De fato, no decorrer dos últimos séculos, nossa consciência da vastidão do universo alcançou limites vertiginosos. Hoje nos tornamos conscientes de que toda a história humana, as vicissitudes dos povos e suas culturas, todos os atos heroicos e mesquinhos dos quais o homem foi capaz, desenvolveram-se na superfície de um pequeno planeta (a Terra), que gira em torno de uma estrela de tamanho médio (nosso sol), que forma parte de uma legião de 200 bilhões de estrelas, muitas das quais estão acompanhadas de outros tantos planetas; e todos estes bilhões de estrelas e de planetas, todos juntos, compõem nossa galáxia, a qual não é mais que uma entre as centenas de bilhões de galáxias distribuídas pelo universo, num espaço cujas dimensões se medem em bilhões de anos-luz (um ano-luz equivale a aproximadamente dez trilhões de quilômetros). E isto não é tudo. Hoje temos razões para acreditar que tudo o que vemos – a soma da matéria e a energia de que as estrelas e os planetas são feitos – é somente 5% do total: 95% da matéria e da energia do universo ainda se desconhecem.
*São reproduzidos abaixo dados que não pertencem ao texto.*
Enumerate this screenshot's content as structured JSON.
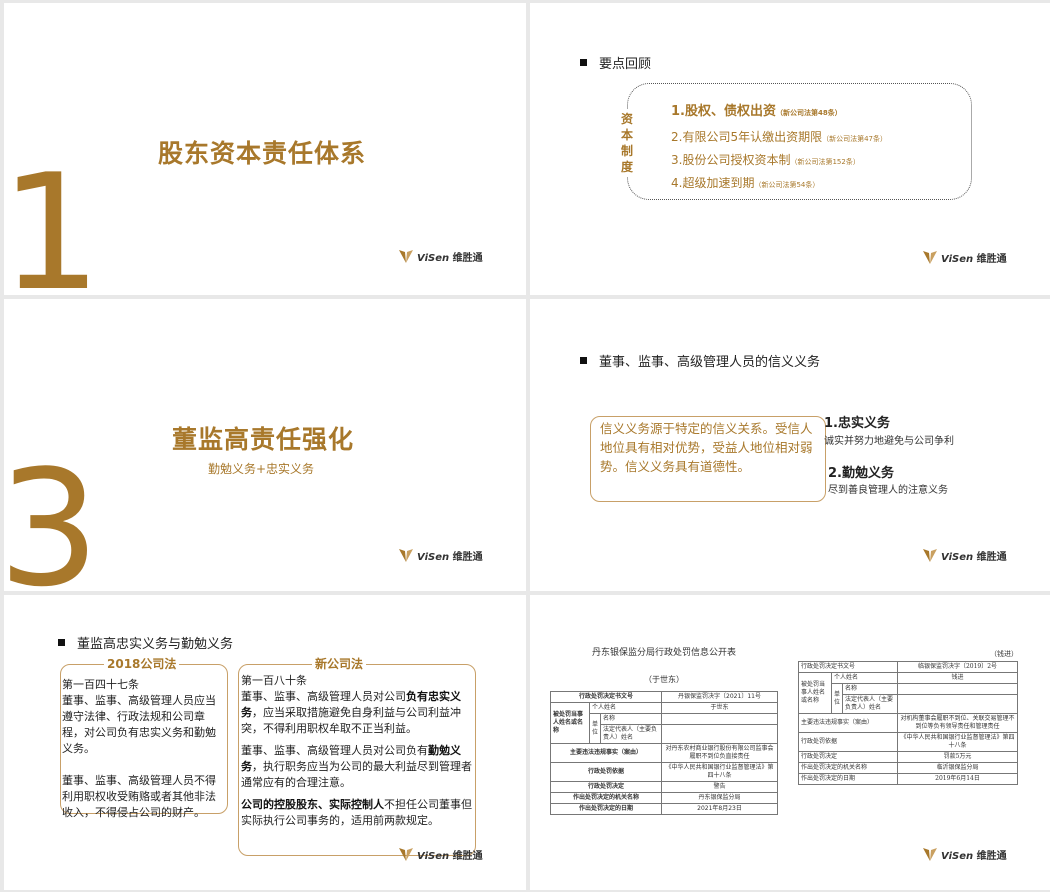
{
  "logo": {
    "vi": "ViSen",
    "cn": "维胜通"
  },
  "slide1": {
    "number": "1",
    "title": "股东资本责任体系"
  },
  "slide2": {
    "heading": "要点回顾",
    "vertical_label": [
      "资",
      "本",
      "制",
      "度"
    ],
    "points": [
      {
        "text": "1.股权、债权出资",
        "note": "（新公司法第48条）"
      },
      {
        "text": "2.有限公司5年认缴出资期限",
        "note": "（新公司法第47条）"
      },
      {
        "text": "3.股份公司授权资本制",
        "note": "（新公司法第152条）"
      },
      {
        "text": "4.超级加速到期",
        "note": "（新公司法第54条）"
      }
    ]
  },
  "slide3": {
    "number": "3",
    "title": "董监高责任强化",
    "subtitle": "勤勉义务+忠实义务"
  },
  "slide4": {
    "heading": "董事、监事、高级管理人员的信义义务",
    "card_text": "信义义务源于特定的信义关系。受信人地位具有相对优势，受益人地位相对弱势。信义义务具有道德性。",
    "duty1_title": "1.忠实义务",
    "duty1_desc": "诚实并努力地避免与公司争利",
    "duty2_title": "2.勤勉义务",
    "duty2_desc": "尽到善良管理人的注意义务"
  },
  "slide5": {
    "heading": "董监高忠实义务与勤勉义务",
    "old_law": {
      "title": "2018公司法",
      "article": "第一百四十七条",
      "p1": "董事、监事、高级管理人员应当遵守法律、行政法规和公司章程，对公司负有忠实义务和勤勉义务。",
      "p2": "董事、监事、高级管理人员不得利用职权收受贿赂或者其他非法收入，不得侵占公司的财产。"
    },
    "new_law": {
      "title": "新公司法",
      "article": "第一百八十条",
      "p1_a": "董事、监事、高级管理人员对公司",
      "p1_b": "负有忠实义务",
      "p1_c": "，应当采取措施避免自身利益与公司利益冲突，不得利用职权牟取不正当利益。",
      "p2_a": "董事、监事、高级管理人员对公司负有",
      "p2_b": "勤勉义务",
      "p2_c": "，执行职务应当为公司的最大利益尽到管理者通常应有的合理注意。",
      "p3_a": "公司的控股股东、实际控制人",
      "p3_b": "不担任公司董事但实际执行公司事务的，适用前两款规定。"
    }
  },
  "slide6": {
    "doc1": {
      "title": "丹东银保监分局行政处罚信息公开表",
      "subtitle": "（于世东）",
      "rows": [
        [
          "行政处罚决定书文号",
          "丹银保监罚决字〔2021〕11号"
        ],
        [
          "个人姓名",
          "于世东"
        ],
        [
          "名称",
          ""
        ],
        [
          "法定代表人（主要负责人）姓名",
          ""
        ],
        [
          "主要违法违规事实（案由）",
          "对丹东农村商业银行股份有限公司监事会履职不到位负直接责任"
        ],
        [
          "行政处罚依据",
          "《中华人民共和国银行业监督管理法》第四十八条"
        ],
        [
          "行政处罚决定",
          "警告"
        ],
        [
          "作出处罚决定的机关名称",
          "丹东银保监分局"
        ],
        [
          "作出处罚决定的日期",
          "2021年8月23日"
        ]
      ],
      "party_label": "被处罚当事人姓名或名称",
      "unit_label": "单位"
    },
    "doc2": {
      "top_note": "（钱进）",
      "rows": [
        [
          "行政处罚决定书文号",
          "临银保监罚决字〔2019〕2号"
        ],
        [
          "个人姓名",
          "钱进"
        ],
        [
          "名称",
          ""
        ],
        [
          "法定代表人（主要负责人）姓名",
          ""
        ],
        [
          "主要违法违规事实（案由）",
          "对机构董事会履职不到位、关联交易管理不到位等负有领导责任和管理责任"
        ],
        [
          "行政处罚依据",
          "《中华人民共和国银行业监督管理法》第四十八条"
        ],
        [
          "行政处罚决定",
          "罚款5万元"
        ],
        [
          "作出处罚决定的机关名称",
          "临沂银保监分局"
        ],
        [
          "作出处罚决定的日期",
          "2019年6月14日"
        ]
      ],
      "party_label": "被处罚当事人姓名或名称",
      "unit_label": "单位"
    }
  }
}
Diante deste abismo, nossa consciência parece irremediável. À medida que as descobertas astronômicas foram acontecendo, restituindo-nos esta visão da cena cósmica, o homem desenvolveu, mais ou menos conscientemente, um sentido de perda, uma percepção de medo no que se refere à imensidão do universo. Mas, observa o Papa, é uma percepção que os antigos já conheciam. «De fato, não há nada de novo neste medo. Mais de dois mil atrás, o salmista escrevia: “Quando contemplo o firmamento, obra de vossos dedos, a lua e as estrelas que lá fixastes. Que é o homem, digo-me então, para pensardes nele? Que são os filhos de Adão, para que vos ocupeis com eles?” (Salmo 8)». A imensa vastidão do cosmos, que já o olhar dos antigos surpreendia na abóboda estrelada, parece reduzir o homem a nada. Porém, observa o Papa, para o salmista, esta não é a última palavra. «Entretanto, “vós o fizestes quase igual aos anjos, de glória e honra o coroastes”».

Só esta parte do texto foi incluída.